Key clinical point: Low muscle mass is associated with osteoporosis in both men and women for all age groups, excluding men aged 50-64 years.
Major finding: Low muscle mass was significantly associated with osteoporosis in the lumbar spine and femoral neck in women (lumbar spine: odds ratio, 1.52, 95% confidence interval, 1.17-1.97; femoral neck: OR, 2.09, 95% CI, 1.56-2.80) and men (lumbar spine: OR, 1.73; 95% CI, 1.08-2.76; femoral neck: OR, 3.39; 95% CI, 1.69-6.80).
Study details: Analysis of data for 14,429 participants aged 20 years or older (8,168 women, 6,261 men) from the 2009-2011 Korean National Health and Nutrition Examination Survey.
Disclosures: The authors reported no conflicts of interest.

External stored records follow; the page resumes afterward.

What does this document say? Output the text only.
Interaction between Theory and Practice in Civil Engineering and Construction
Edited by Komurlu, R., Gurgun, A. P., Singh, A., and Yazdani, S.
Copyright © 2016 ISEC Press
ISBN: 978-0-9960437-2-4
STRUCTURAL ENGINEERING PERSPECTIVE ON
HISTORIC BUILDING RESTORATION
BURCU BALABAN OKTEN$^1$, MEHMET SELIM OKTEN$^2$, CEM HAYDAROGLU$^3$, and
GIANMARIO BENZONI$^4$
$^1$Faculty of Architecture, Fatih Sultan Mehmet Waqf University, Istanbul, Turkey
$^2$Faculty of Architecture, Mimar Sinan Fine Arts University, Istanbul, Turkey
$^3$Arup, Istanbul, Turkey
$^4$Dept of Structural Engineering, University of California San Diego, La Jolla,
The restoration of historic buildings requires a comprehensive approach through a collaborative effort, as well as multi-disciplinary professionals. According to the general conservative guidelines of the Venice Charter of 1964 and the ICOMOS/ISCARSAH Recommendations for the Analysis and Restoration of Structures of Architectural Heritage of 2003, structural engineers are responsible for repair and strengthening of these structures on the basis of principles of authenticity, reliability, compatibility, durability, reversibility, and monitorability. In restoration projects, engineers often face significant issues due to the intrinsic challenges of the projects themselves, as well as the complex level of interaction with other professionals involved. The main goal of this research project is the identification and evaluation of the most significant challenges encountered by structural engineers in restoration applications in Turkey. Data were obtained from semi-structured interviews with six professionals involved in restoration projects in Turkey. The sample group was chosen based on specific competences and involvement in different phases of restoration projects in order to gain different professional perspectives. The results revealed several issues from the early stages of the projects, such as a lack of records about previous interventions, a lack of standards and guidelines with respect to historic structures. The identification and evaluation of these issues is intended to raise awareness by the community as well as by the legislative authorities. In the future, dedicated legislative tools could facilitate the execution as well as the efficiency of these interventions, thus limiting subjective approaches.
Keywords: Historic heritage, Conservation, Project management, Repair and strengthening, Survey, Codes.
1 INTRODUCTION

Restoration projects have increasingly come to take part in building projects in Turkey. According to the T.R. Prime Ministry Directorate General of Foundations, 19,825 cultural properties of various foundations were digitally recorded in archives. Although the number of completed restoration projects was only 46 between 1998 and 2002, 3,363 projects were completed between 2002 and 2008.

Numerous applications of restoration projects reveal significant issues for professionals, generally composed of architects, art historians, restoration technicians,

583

"Prevalence of sarcopenia and osteoporosis increases with age. This study investigated the relationship between low muscle mass and osteoporosis in a large population-based community-dwelling cohort of Korean adults. Survey and health examination data from 8168 women with average age of 46 years and 6261 men with average age of 44 years were analyzed. After adjusting for important covariates including survey year, marital status, residence, waist circumference, lifestyle habits (e.g. smoking, alcohol use exercise), comorbidities, use of dietary supplements, and menopausal/past pregnancy status, low muscle mass was associated with osteoporosis in both men and women. In an age-stratified analysis (<50 years, 50-64 years, ≥ 65 years) the association between low bone mass and osteoporosis remained in all age categories, except for men aged 50-64 years. While this study does not imply causation given its cross-sectional design, the findings add to the body of literature aiming to clarify association between low muscle mass and osteoporosis."
Janga SY et al. Maturitas. 2020;133:54-9.